Free functions (co20:: namespace):

  • co20::self -- pointer to the currently running coroutine
  • co20::scheduler -- pointer to the current scheduler
  • co20::Yield() -- yield control (returns awaitable)
  • co20::Wait(fd, event_mask, timeout_ns) -- wait for FD (returns awaitable)
  • co20::Sleep(nanoseconds) -- sleep (returns awaitable)
  • co20::Sleep(std::chrono::duration) -- sleep with chrono (returns awaitable)
  • co20::Millisleep(ms) -- sleep for milliseconds (returns awaitable)
  • co20::Nanosleep(ns) -- sleep for nanoseconds (returns awaitable)

For full details, see co/coroutine_cpp20.h.


Best Practices

  1. Always check Wait return values: Wait returns -1 on timeout/error. Always check.

  2. Close file descriptors: Always close FDs when done to avoid resource leaks.

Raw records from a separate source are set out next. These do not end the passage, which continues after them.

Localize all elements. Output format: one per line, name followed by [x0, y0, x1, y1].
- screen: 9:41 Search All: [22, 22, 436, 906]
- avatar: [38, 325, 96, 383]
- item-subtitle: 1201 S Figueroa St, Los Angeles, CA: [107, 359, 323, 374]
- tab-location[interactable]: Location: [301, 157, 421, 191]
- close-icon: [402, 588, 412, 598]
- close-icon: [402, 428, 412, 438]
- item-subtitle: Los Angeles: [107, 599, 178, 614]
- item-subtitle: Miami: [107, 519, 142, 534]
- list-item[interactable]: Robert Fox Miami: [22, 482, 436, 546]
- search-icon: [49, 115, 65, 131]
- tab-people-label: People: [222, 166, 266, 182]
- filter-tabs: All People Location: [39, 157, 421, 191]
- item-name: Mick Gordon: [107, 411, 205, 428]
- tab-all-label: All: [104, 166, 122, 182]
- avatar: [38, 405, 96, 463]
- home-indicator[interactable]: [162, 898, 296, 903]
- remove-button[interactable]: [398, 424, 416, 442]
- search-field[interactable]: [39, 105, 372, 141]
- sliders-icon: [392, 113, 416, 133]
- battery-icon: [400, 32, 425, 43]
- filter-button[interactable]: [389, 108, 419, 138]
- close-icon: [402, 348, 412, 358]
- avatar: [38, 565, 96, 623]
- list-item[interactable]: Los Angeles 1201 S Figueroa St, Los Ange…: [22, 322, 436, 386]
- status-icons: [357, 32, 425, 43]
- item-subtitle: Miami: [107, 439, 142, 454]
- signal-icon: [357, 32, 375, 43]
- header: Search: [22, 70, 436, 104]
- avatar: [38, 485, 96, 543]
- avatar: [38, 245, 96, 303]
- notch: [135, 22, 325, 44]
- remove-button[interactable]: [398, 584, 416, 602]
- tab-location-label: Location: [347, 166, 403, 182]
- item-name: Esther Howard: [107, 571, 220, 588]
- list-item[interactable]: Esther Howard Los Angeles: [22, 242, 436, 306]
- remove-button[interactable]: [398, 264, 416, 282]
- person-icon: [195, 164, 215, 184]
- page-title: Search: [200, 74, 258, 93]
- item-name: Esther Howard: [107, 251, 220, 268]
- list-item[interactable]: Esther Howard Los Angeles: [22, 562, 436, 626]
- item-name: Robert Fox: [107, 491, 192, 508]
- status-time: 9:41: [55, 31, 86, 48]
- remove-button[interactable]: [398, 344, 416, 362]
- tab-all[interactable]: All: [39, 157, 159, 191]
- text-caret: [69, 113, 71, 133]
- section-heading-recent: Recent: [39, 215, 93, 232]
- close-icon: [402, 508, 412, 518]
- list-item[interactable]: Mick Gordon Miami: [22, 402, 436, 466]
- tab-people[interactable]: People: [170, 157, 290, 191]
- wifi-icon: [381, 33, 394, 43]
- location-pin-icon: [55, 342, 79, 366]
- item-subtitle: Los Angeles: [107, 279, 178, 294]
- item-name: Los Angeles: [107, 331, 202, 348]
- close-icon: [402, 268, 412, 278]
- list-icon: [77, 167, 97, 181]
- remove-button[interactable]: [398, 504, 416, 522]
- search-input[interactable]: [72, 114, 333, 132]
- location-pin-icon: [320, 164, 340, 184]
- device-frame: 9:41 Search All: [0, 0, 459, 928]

  3. Yield periodically: In long-running coroutines without I/O, call Yield() to allow other coroutines to run.

  4. Prefer the free-function API: Using co::Yield() / co20::Yield() is cleaner than passing coroutine pointers or references.

  5. Use co_return: In C++20 coroutines, always end with co_return and never use a bare return statement.

  6. Avoid ASSERT_* / FAIL() in C++20 coroutines: Google Test macros that expand to return statements won't compile inside coroutines. Use EXPECT_* or store results in variables and assert after Run().

  7. Use struct captures for shared state in C++20 tests: When multiple C++20 coroutines need to share variables, put them in a struct and capture a reference to the struct to avoid lambda capture issues with coroutine frames.